13/03/2023

spring 23 depart to amboise


Dedicated fans of this blog, if there are any which is in some doubt, will have already consumed with relish (or disdain) the account of the Melling/Smith spring 2023 transfer to Sablet, published as it was as a single post. I have now decided that it was rather unwieldy in that form, unlikely to hold the attention of your modern follower, more used to short attention spannery; so I've split it up.  I wanted to add a few additional delicacies to the repast as well so you might have to read the whole sequence all over again to stay in step with the author. Or just pass on by and do something else with what little time there may be left to you: the option is yours of course… the original offering started like this:

Don't get your hopes up: this is merely a diary entry, there is nothing (or very little) to see here… Mme Melling has hitherto done posts on the road so I thought I might give it a go, aussi: keep the daily notes I have made before this development, to assist my faltering recall — but do that here instead of elsewhere. Purely for my benefit you understand; I'll keep it clean so you can peruse it if you are so inclined, are at a loose end, kicking your heels as it were. Don't expect sparkling narrative (no change there then…).

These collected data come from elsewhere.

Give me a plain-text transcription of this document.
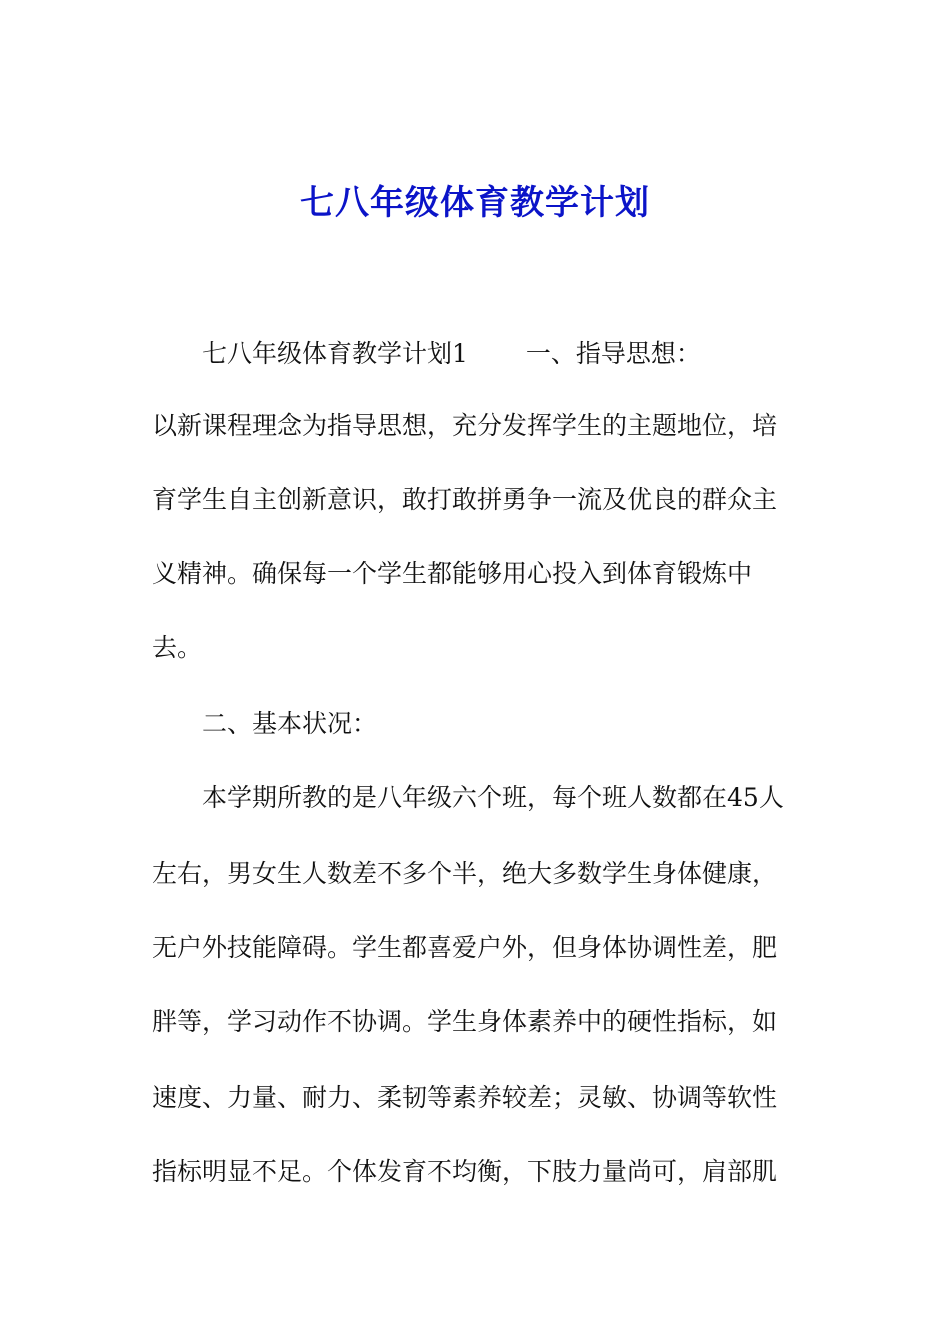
七八年级体育教学计划
七八年级体育教学计划1 一、指导思想：
以新课程理念为指导思想，充分发挥学生的主题地位，培
育学生自主创新意识，敢打敢拼勇争一流及优良的群众主
义精神。确保每一个学生都能够用心投入到体育锻炼中
去。
二、基本状况：
本学期所教的是八年级六个班，每个班人数都在45人
左右，男女生人数差不多个半，绝大多数学生身体健康，
无户外技能障碍。学生都喜爱户外，但身体协调性差，肥
胖等，学习动作不协调。学生身体素养中的硬性指标，如
速度、力量、耐力、柔韧等素养较差；灵敏、协调等软性
指标明显不足。个体发育不均衡，下肢力量尚可，肩部肌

Just so as you know, this is our twenty-ninth transfer to number one, Rue FB: so almost certainly there will be a thirtieth such excursion. After that, well, that may be in the lap of the gods somewhat… 

Sunday 12 March Cheldon depart. Left 1345, arrived Portsmouth after three and a half hours, including two stops for essence as we feared industrial action in France, so boarded with full tank. Travelled via Yeovil for a change but were swathed in fog before reaching Dorchester: started dry but arrived Portsmouth under drizzle. Early on to Armorique. A full ship. Quarters up on the top (deck 9) so the choppy crossing was a bit more pronounced.

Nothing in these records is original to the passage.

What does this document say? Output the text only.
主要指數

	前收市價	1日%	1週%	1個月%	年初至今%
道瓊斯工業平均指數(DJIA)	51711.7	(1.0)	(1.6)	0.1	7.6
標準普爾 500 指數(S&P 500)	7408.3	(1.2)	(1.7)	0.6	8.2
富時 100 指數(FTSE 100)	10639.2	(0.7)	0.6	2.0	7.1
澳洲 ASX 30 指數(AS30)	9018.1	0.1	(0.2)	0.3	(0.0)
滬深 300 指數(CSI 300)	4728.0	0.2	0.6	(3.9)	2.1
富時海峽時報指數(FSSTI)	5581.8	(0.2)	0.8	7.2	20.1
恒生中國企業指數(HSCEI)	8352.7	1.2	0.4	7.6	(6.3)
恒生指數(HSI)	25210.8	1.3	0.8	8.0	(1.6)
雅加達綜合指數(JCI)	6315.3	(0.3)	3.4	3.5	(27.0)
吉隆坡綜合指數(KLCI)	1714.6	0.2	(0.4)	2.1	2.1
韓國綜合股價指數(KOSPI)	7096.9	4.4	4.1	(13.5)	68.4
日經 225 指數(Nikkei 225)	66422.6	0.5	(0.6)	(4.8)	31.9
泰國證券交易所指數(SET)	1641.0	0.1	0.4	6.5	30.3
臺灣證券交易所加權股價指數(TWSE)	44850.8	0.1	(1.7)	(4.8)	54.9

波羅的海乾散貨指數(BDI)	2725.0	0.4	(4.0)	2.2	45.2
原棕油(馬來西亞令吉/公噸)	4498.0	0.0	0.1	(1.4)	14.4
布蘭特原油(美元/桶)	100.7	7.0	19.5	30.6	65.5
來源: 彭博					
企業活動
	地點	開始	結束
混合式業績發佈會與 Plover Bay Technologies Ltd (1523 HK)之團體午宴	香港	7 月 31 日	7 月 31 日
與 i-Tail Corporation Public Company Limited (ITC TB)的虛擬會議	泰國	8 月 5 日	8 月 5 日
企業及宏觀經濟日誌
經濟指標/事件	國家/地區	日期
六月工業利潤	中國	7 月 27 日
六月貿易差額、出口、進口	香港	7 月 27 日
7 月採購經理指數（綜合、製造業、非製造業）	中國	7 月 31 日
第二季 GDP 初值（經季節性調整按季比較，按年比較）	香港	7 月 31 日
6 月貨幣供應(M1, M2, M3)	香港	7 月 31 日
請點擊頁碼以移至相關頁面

Monday 13 March: We get onto foreign roads as the clock strikes nine (if the dockside clock had been the chiming variety that is). Once off the boat (which takes three-quarters of an hour to achieve) it is quick, the stamping of one’s pp; we are in the vanguard thankfully, as the boat is full to capacity. 

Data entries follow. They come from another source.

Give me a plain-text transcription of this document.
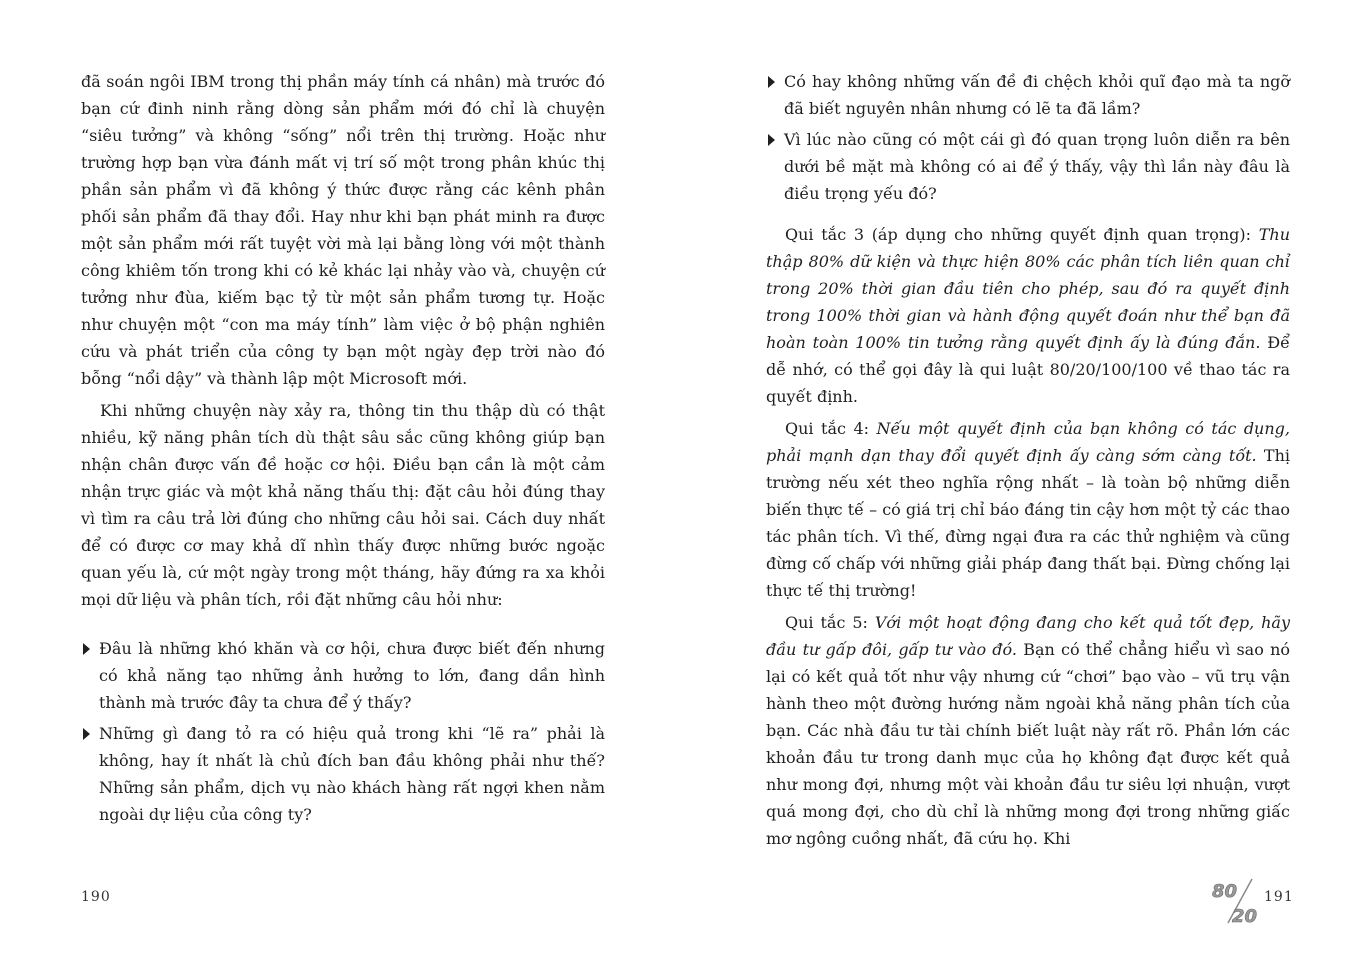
đã soán ngôi IBM trong thị phần máy tính cá nhân) mà trước đó bạn cứ đinh ninh rằng dòng sản phẩm mới đó chỉ là chuyện “siêu tưởng” và không “sống” nổi trên thị trường. Hoặc như trường hợp bạn vừa đánh mất vị trí số một trong phân khúc thị phần sản phẩm vì đã không ý thức được rằng các kênh phân phối sản phẩm đã thay đổi. Hay như khi bạn phát minh ra được một sản phẩm mới rất tuyệt vời mà lại bằng lòng với một thành công khiêm tốn trong khi có kẻ khác lại nhảy vào và, chuyện cứ tưởng như đùa, kiếm bạc tỷ từ một sản phẩm tương tự. Hoặc như chuyện một “con ma máy tính” làm việc ở bộ phận nghiên cứu và phát triển của công ty bạn một ngày đẹp trời nào đó bỗng “nổi dậy” và thành lập một Microsoft mới.

Khi những chuyện này xảy ra, thông tin thu thập dù có thật nhiều, kỹ năng phân tích dù thật sâu sắc cũng không giúp bạn nhận chân được vấn đề hoặc cơ hội. Điều bạn cần là một cảm nhận trực giác và một khả năng thấu thị: đặt câu hỏi đúng thay vì tìm ra câu trả lời đúng cho những câu hỏi sai. Cách duy nhất để có được cơ may khả dĩ nhìn thấy được những bước ngoặc quan yếu là, cứ một ngày trong một tháng, hãy đứng ra xa khỏi mọi dữ liệu và phân tích, rồi đặt những câu hỏi như:

Đâu là những khó khăn và cơ hội, chưa được biết đến nhưng có khả năng tạo những ảnh hưởng to lớn, đang dần hình thành mà trước đây ta chưa để ý thấy?

Những gì đang tỏ ra có hiệu quả trong khi “lẽ ra” phải là không, hay ít nhất là chủ đích ban đầu không phải như thế? Những sản phẩm, dịch vụ nào khách hàng rất ngợi khen nằm ngoài dự liệu của công ty?

Có hay không những vấn đề đi chệch khỏi quĩ đạo mà ta ngỡ đã biết nguyên nhân nhưng có lẽ ta đã lầm?

Vì lúc nào cũng có một cái gì đó quan trọng luôn diễn ra bên dưới bề mặt mà không có ai để ý thấy, vậy thì lần này đâu là điều trọng yếu đó?

Qui tắc 3 (áp dụng cho những quyết định quan trọng): Thu thập 80% dữ kiện và thực hiện 80% các phân tích liên quan chỉ trong 20% thời gian đầu tiên cho phép, sau đó ra quyết định trong 100% thời gian và hành động quyết đoán như thể bạn đã hoàn toàn 100% tin tưởng rằng quyết định ấy là đúng đắn. Để dễ nhớ, có thể gọi đây là qui luật 80/20/100/100 về thao tác ra quyết định.

Qui tắc 4: Nếu một quyết định của bạn không có tác dụng, phải mạnh dạn thay đổi quyết định ấy càng sớm càng tốt. Thị trường nếu xét theo nghĩa rộng nhất – là toàn bộ những diễn biến thực tế – có giá trị chỉ báo đáng tin cậy hơn một tỷ các thao tác phân tích. Vì thế, đừng ngại đưa ra các thử nghiệm và cũng đừng cố chấp với những giải pháp đang thất bại. Đừng chống lại thực tế thị trường!

Qui tắc 5: Với một hoạt động đang cho kết quả tốt đẹp, hãy đầu tư gấp đôi, gấp tư vào đó. Bạn có thể chẳng hiểu vì sao nó lại có kết quả tốt như vậy nhưng cứ “chơi” bạo vào – vũ trụ vận hành theo một đường hướng nằm ngoài khả năng phân tích của bạn. Các nhà đầu tư tài chính biết luật này rất rõ. Phần lớn các khoản đầu tư trong danh mục của họ không đạt được kết quả như mong đợi, nhưng một vài khoản đầu tư siêu lợi nhuận, vượt quá mong đợi, cho dù chỉ là những mong đợi trong những giấc mơ ngông cuồng nhất, đã cứu họ. Khi

190	80
20
191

On the road today we experience sunny and cloudy weather by turns and register a 16.5° maximum (snowing back in the UK). 

Breakfast plus good filled baguettes are acquired in Dol-de-Bretagne. The street was 'up'. Being recobbled and generally brought under municipal discipline: we had to leave the motor at the other end of the 'high'…

We make a return visit seeking to obtain Calvados from Centaurees again (see route, page 82). Farm Calvados, Domfrontais style, lovingly made in small batches, with pears you see, not apples, it is quite distinct. The poiré outclasses most champagnes, in my book: it has an exquisite mousse and flavour. We bought six bouteilles and can already attest to the loveliness of the stuff.  

Two routes barrées to get round during this morning as well as this micro-navigational excursion: Mme Melling sorts these matters with her usual improviser's aplomb. 




Baguettes are eaten by the side of a lake. This lake. I won't trouble you with its name, I do know it but it is rather less than distinguished despite having country pursuit 'facilities'. I doubt it would appeal as a holiday destination, but there is no accounting for taste. 

Weather less good in the afternoon: wet roads but the rain is gone before until we catch up with it just before dropping anchor in Amboise. Hotel at 16.45. Staff welcoming but no beam of recognition from reception: we didn't reconise her either. We eat in a crèperie adjacent to the château in an almost deserted Amboise. Warmer than the UK but cold wind blowing at times. Hotel redecorated! In our honour one trusts.